Depth cameras (also known as “range cameras”) are devices which produce two-dimensional (2D) images—known as “depth maps”—showing the distance of points in a scene from a specific point of the depth camera. Several different technologies can be used to implement depth cameras; among the most widely used one might mention time-of-flight cameras, based on a principle similar to radar, and structured light cameras, which project an infrared pattern onto the scene, acquire an image thereof and deduce depth information using image processing. Depth cameras can be combined with conventional color (RGB—Red, Green and Blue) cameras to produce two-dimensional images containing both color and depth information, which can be referred to as “RGB-Depth”, or simply “RGBD” images. Combining a depth camera with a black-and-white camera is also possible, albeit less useful.
As illustrated on FIG. 1, a depth camera DC can be used to acquire multiple depth maps DM1, DM2, DM3 (“pure” depth maps or RGBD images) of a “physical” three-dimensional object PO from different positions. A reconstruction algorithm RA, executed by a computer, produces a three-dimensional reconstruction 3DR of the physical object taking the depth maps as inputs. Several suitable reconstruction algorithms are known in the art, see e.g. R. A. Newcombe et al. “KinectFusion: Real-Time Dense Surface Mapping and Tracking”, Symposium ISMAR 2011.
The reconstruction algorithm does not necessarily need to receive, at its inputs, the positions and orientations (“poses”) taken by the depth cameras to acquire the different depth maps, because this information—also called “extrinsic” calibration—can be deduced using the depth maps themselves. On the contrary, “intrinsic” calibration parameters of the depth camera—such as its focal length(s), principal point and possibly distortion parameters—do have to be provided to the reconstruction algorithm.

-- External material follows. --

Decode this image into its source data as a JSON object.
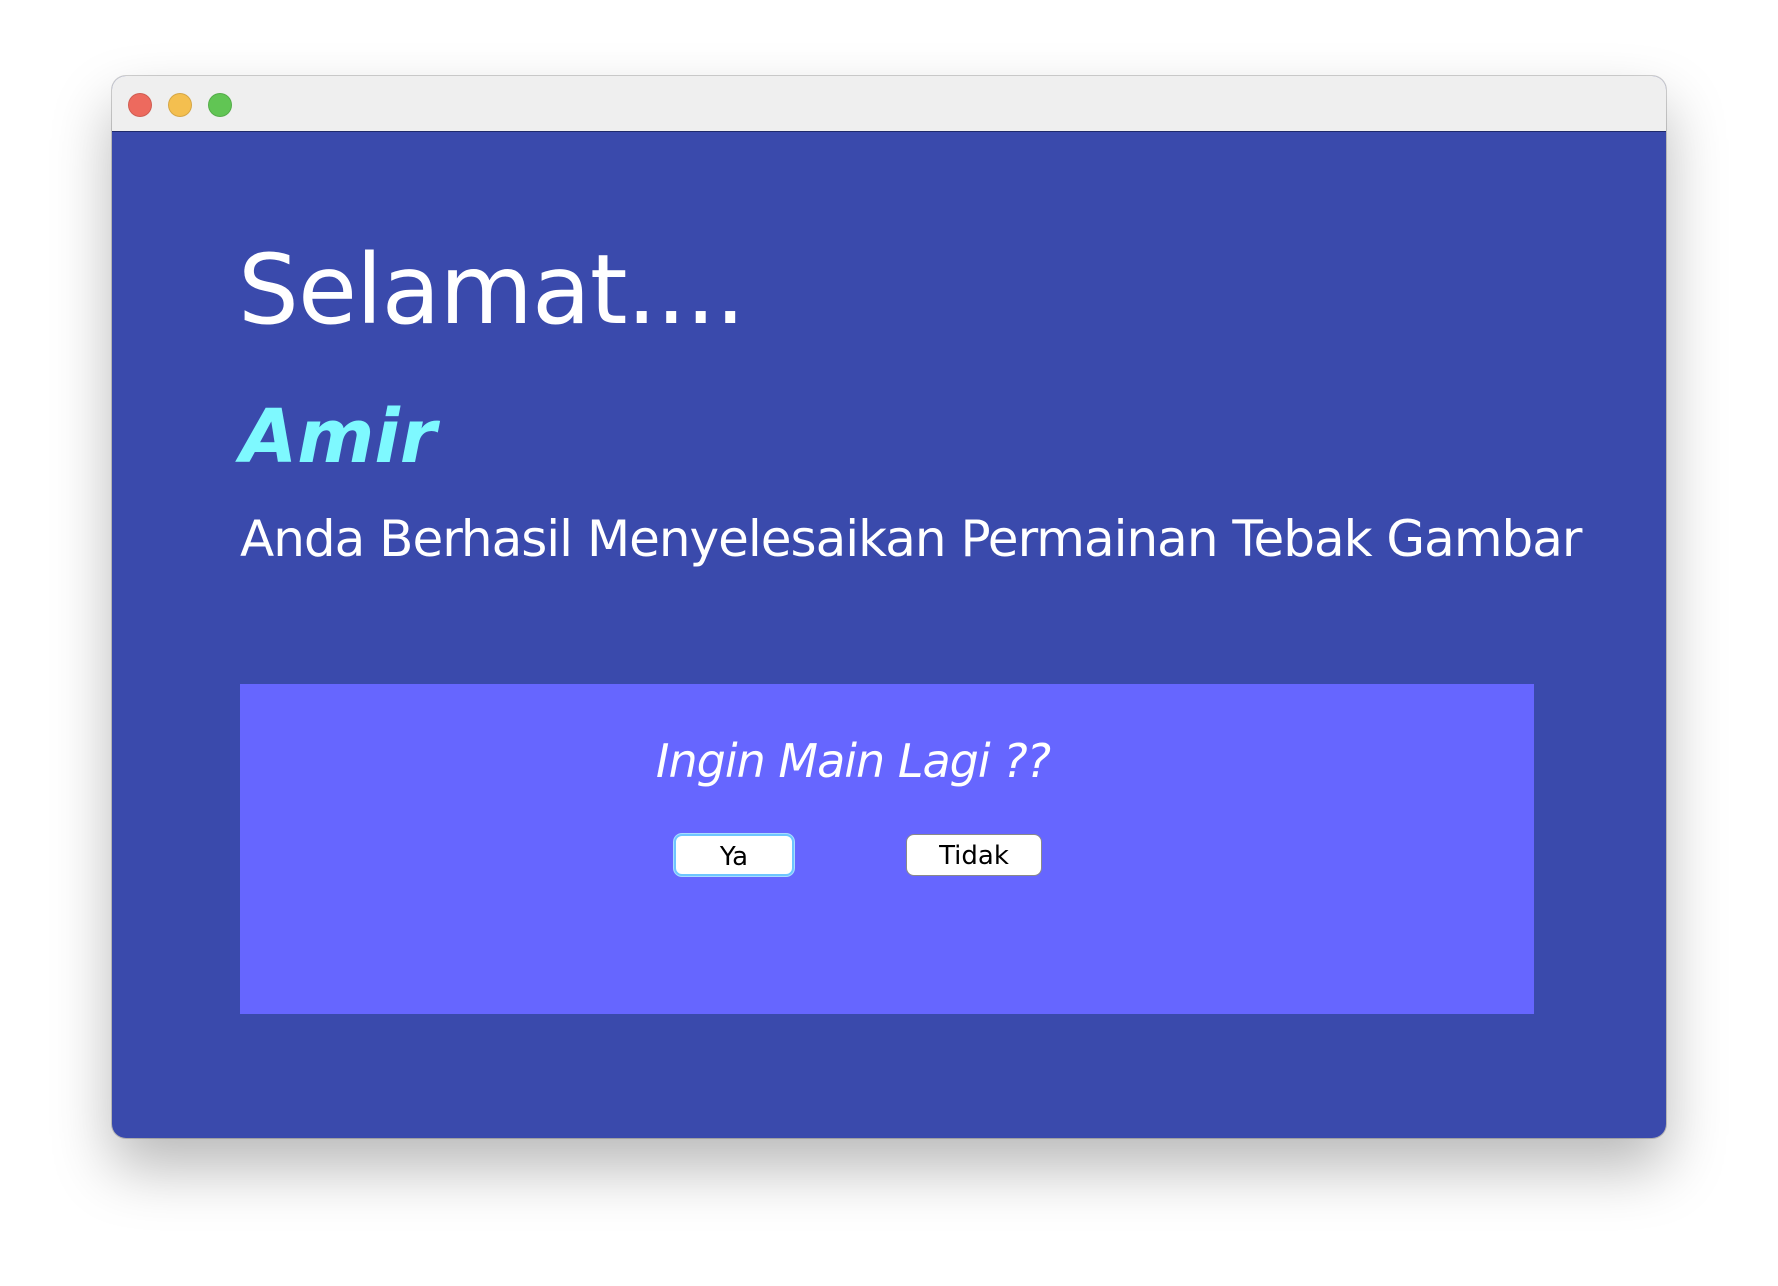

The importance of the intrinsic calibration parameters is highlighted by FIG. 2, which shows different reconstructions of two three-dimensional objects—a figurine representing a rabbit on the top line, a cube on the bottom line—obtained by providing to the reconstruction algorithm different values of the focal length of the depth camera used to acquire the depth maps used as inputs. On both lines, the central image (in a frame) corresponds to the correct values of the focal length; images to the left and to the right correspond to increasingly incorrect values of this parameter. It can be seen that an incorrect calibration of the depth camera can lead to a completely meaningless reconstruction.

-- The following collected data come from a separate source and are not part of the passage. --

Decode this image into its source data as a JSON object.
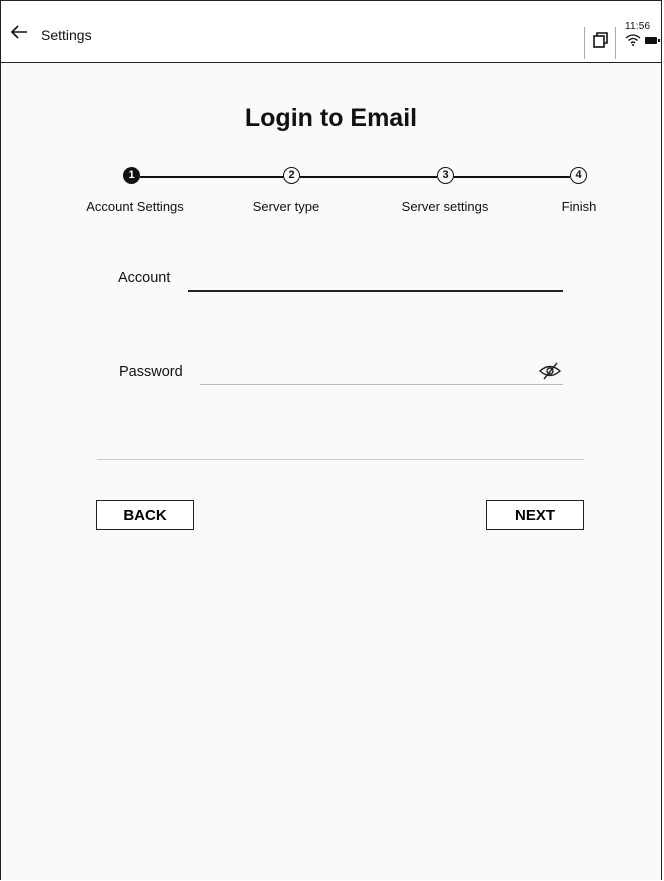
{
  "topbar": {
    "title": "Settings",
    "time": "11:56"
  },
  "page": {
    "heading": "Login to Email"
  },
  "steps": [
    {
      "number": "1",
      "label": "Account Settings",
      "active": true
    },
    {
      "number": "2",
      "label": "Server type",
      "active": false
    },
    {
      "number": "3",
      "label": "Server settings",
      "active": false
    },
    {
      "number": "4",
      "label": "Finish",
      "active": false
    }
  ],
  "form": {
    "account_label": "Account",
    "account_value": "",
    "password_label": "Password",
    "password_value": ""
  },
  "buttons": {
    "back": "BACK",
    "next": "NEXT"
  },
  "icons": {
    "back": "back-arrow-icon",
    "window": "window-icon",
    "wifi": "wifi-icon",
    "battery": "battery-icon",
    "password_visibility": "eye-off-icon"
  }
}
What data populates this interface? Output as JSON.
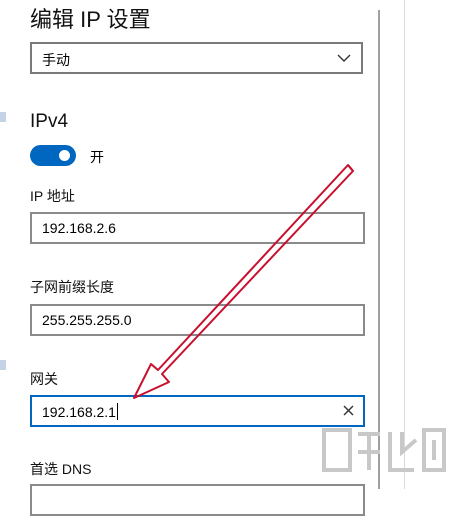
{
  "dialog": {
    "title": "编辑 IP 设置",
    "mode_dropdown": {
      "selected": "手动",
      "icon": "chevron-down-icon"
    }
  },
  "ipv4": {
    "heading": "IPv4",
    "toggle": {
      "state_label": "开",
      "on": true
    },
    "fields": [
      {
        "label": "IP 地址",
        "value": "192.168.2.6"
      },
      {
        "label": "子网前缀长度",
        "value": "255.255.255.0"
      },
      {
        "label": "网关",
        "value": "192.168.2.1"
      },
      {
        "label": "首选 DNS",
        "value": ""
      }
    ]
  },
  "colors": {
    "accent": "#0067c0",
    "annotation_arrow": "#c8102e"
  }
}
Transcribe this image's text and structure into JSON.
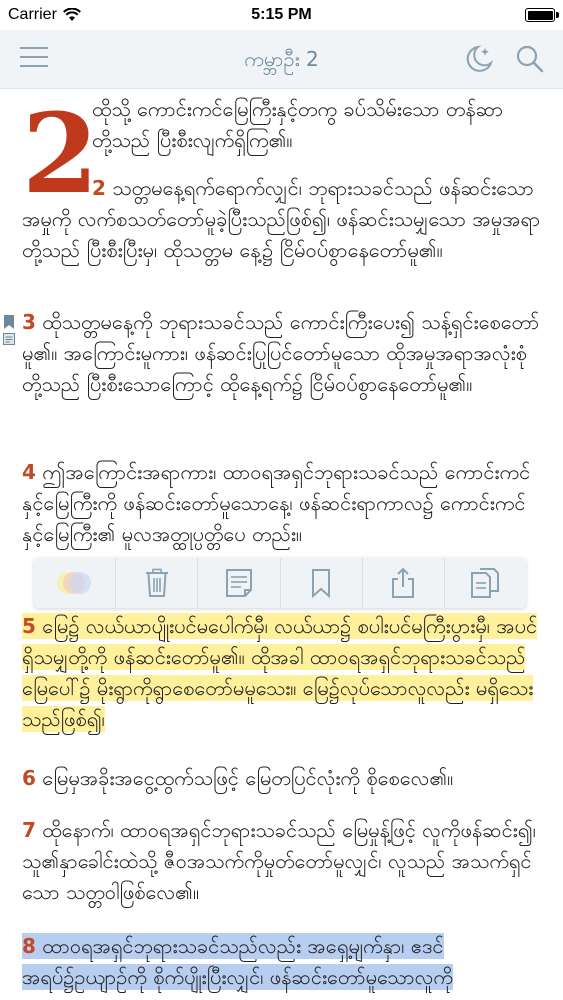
{
  "status_bar": {
    "carrier": "Carrier",
    "time": "5:15 PM"
  },
  "nav": {
    "title": "ကမ္ဘာဦး 2"
  },
  "chapter": {
    "dropcap": "2",
    "verse1": "ထိုသို့ ကောင်းကင်မြေကြီးနှင့်တကွ ခပ်သိမ်းသော တန်ဆာတို့သည် ပြီးစီးလျက်ရှိကြ၏။",
    "verses": [
      {
        "num": "2",
        "text": "သတ္တမနေ့ရက်ရောက်လျှင်၊ ဘုရားသခင်သည် ဖန်ဆင်းသောအမှုကို လက်စသတ်တော်မူခဲ့ပြီးသည်ဖြစ်၍၊ ဖန်ဆင်းသမျှသော အမှုအရာတို့သည် ပြီးစီးပြီးမှ၊ ထိုသတ္တမ နေ့၌ ငြိမ်ဝပ်စွာနေတော်မူ၏။"
      },
      {
        "num": "3",
        "text": "ထိုသတ္တမနေ့ကို ဘုရားသခင်သည် ကောင်းကြီးပေး၍ သန့်ရှင်းစေတော်မူ၏။ အကြောင်းမူကား၊ ဖန်ဆင်းပြုပြင်တော်မူသော ထိုအမှုအရာအလုံးစုံတို့သည် ပြီးစီးသောကြောင့် ထိုနေ့ရက်၌ ငြိမ်ဝပ်စွာနေတော်မူ၏။"
      },
      {
        "num": "4",
        "text": "ဤအကြောင်းအရာကား၊ ထာဝရအရှင်ဘုရားသခင်သည် ကောင်းကင်နှင့်မြေကြီးကို ဖန်ဆင်းတော်မူသောနေ့၊ ဖန်ဆင်းရာကာလ၌ ကောင်းကင်နှင့်မြေကြီး၏ မူလအတ္ထုပ္ပတ္တိပေ တည်း။"
      },
      {
        "num": "5",
        "text": "မြေ၌ လယ်ယာပျိုးပင်မပေါက်မှီ၊ လယ်ယာ၌ စပါးပင်မကြီးပွားမှီ၊ အပင်ရှိသမျှတို့ကို ဖန်ဆင်းတော်မူ၏။ ထိုအခါ ထာဝရအရှင်ဘုရားသခင်သည် မြေပေါ်၌ မိုးရွာကိုရွာစေတော်မမူသေး။ မြေ၌လုပ်သောလူလည်း မရှိသေးသည်ဖြစ်၍၊"
      },
      {
        "num": "6",
        "text": "မြေမှအခိုးအငွေ့ထွက်သဖြင့် မြေတပြင်လုံးကို စိုစေလေ၏။"
      },
      {
        "num": "7",
        "text": "ထိုနောက်၊ ထာဝရအရှင်ဘုရားသခင်သည် မြေမှုန့်ဖြင့် လူကိုဖန်ဆင်း၍၊ သူ၏နှာခေါင်းထဲသို့ ဇီဝအသက်ကိုမှုတ်တော်မူလျှင်၊ လူသည် အသက်ရှင်သော သတ္တဝါဖြစ်လေ၏။"
      },
      {
        "num": "8",
        "text": "ထာဝရအရှင်ဘုရားသခင်သည်လည်း အရှေ့မျက်နှာ၊ ဧဒင်အရပ်၌ဥယျာဉ်ကို စိုက်ပျိုးပြီးလျှင်၊ ဖန်ဆင်းတော်မူသောလူကို"
      }
    ]
  },
  "colors": {
    "accent": "#c14a25",
    "nav_tint": "#8aa3b2",
    "highlight_yellow": "#ffe46a",
    "highlight_blue": "#7da5e6"
  },
  "toolbar": {
    "icons": [
      "color-palette-icon",
      "trash-icon",
      "note-icon",
      "bookmark-icon",
      "share-icon",
      "copy-icon"
    ]
  }
}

In some cases, calibration parameters provided by the manufacturer of a depth camera can be used for 3D reconstruction (this is the case of the above-referenced paper by R. A. Newcombe et al.), but if more accurate results are required, a dedicated calibration step has to be carried out. The problem of calibrating a depth (or a RGB-Depth) camera has been addressed e.g. in the following documents:    Herrera C., D., Kannala, J., Heikkilä, J., “Joint depth and color camera calibration with distortion correction”, TPAMI, 2012;    R. Y. Tsai, “An Efficient and Accurate Camera Calibration Technique for 3D Machine Vision”, Proceedings of IEEE Conference on Computer Vision and Pattern Recognition, Miami Beach, Fla., pp. 364-374, 1986;    Zhang, Zhengyou “Flexible Camera Calibration By Viewing a Plane From Unknown Orientations”, ICCV, 1999.
The first of these documents concerns specifically the case of a RGB-Depth camera, but can also be applied to other kinds of depth camera which also provides an intensity image of the scene; the other two concern the calibration of conventional cameras allowing no depth measurements, but their teaching also applies to RGB-Depth cameras, and to depth cameras acquiring a grayscale image of the scene over which an infrared pattern has been projected.
These approaches use a planar pattern of known 2D geometry, such as a chessboard with known distance between corners, several images of which are acquired using the RGB or RGB-Depth camera to be calibrated. These images allow estimating a projection matrix of the camera, from which calibration parameters are extracted.
These approaches are more robust than the use of constructor datasheets, but there is no guarantee that they provide calibration parameters sufficiently accurate for 3D reconstruction; for instance, an error on focal lengths can be compensated by a drift on extrinsic parameters, i.e. parameters expressing the position and orientation of the camera. Moreover, the obtained parameters are extremely dependent on the protocol used for image acquisition.
The paper by Popo Gui et al. “Accurately Calibrate Kinect Sensor Using Indoor Control Field” discloses a method of calibrating a depth camera by imaging a control field comprising a number of control points of known position. This method only applies to certain kinds of depth camera, and the control points have to be materialized by markers, which may be impractical.